In a more sweeping measure, Savills Studley—which came out of the 2014 acquisition by international real estate adviser Savills of U.S.-based tenant representation firm Studley—has promoted 87 professionals throughout the United States in all service offerings. Of them, 39 were made vice chairman, 17 of them in New York City, a spokeswoman said. One broker speculated that this move was done to try and retain talent. Steir said that he didn’t think a title would “lead anyone to stay some place they don’t want to stay.”

Steir said the 800-person company is always promoting people, and naming people vice chairman for the first time “in many ways was long overdue.”

He added: “The vice chairman promotions is because if you look around at our peer group you’ll notice that there are hundreds of vice chairman that are employed and we have had none. So, the fact that we haven’t had any has been the anomaly. ”

On the West Coast, Savills Studley suffered a blow with the loss of a big retail investment sales broker.

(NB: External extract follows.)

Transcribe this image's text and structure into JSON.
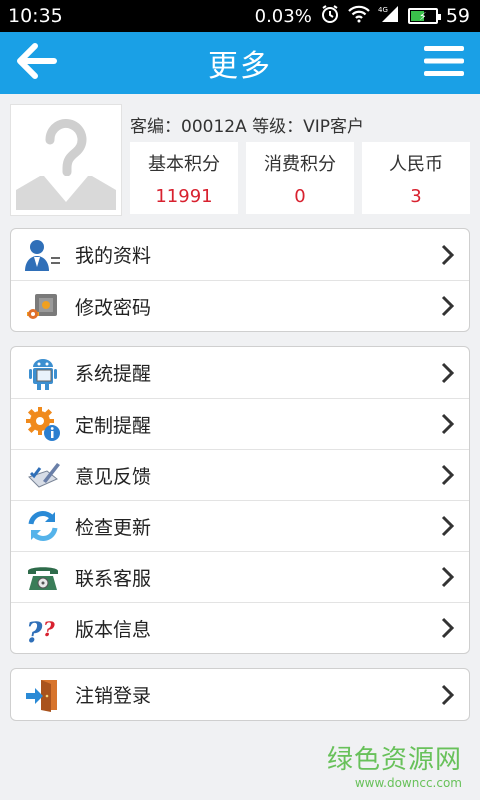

At the end of January, power broker Bill Bauman, who co-headed Studley’s national retail services group in Los Angeles, left for Newmark (NMRK) Knight Frank, as The Real Deal reported. He took with him his four team members, including Kyle Miller, according to Mark Sullivan, the regional manager of Savills Studley in Southern California. (Bauman and Miller didn’t immediately respond to requests for comment.)

Sullivan explained the Bauman team, which specialized in retail investment sales, as such: “It was a self-contained, self-sufficient team who for the most part worked together, closed deals together [and] didn’t have a lot of interaction with other professionals in the company.”

The team has already been replaced.

“The hole we need to fill was [retail] investment sales and we have filled that hole,” Sullivan said. The five “replacement” agents hail from CBRE (CBRE) and Colliers (CIGI) International.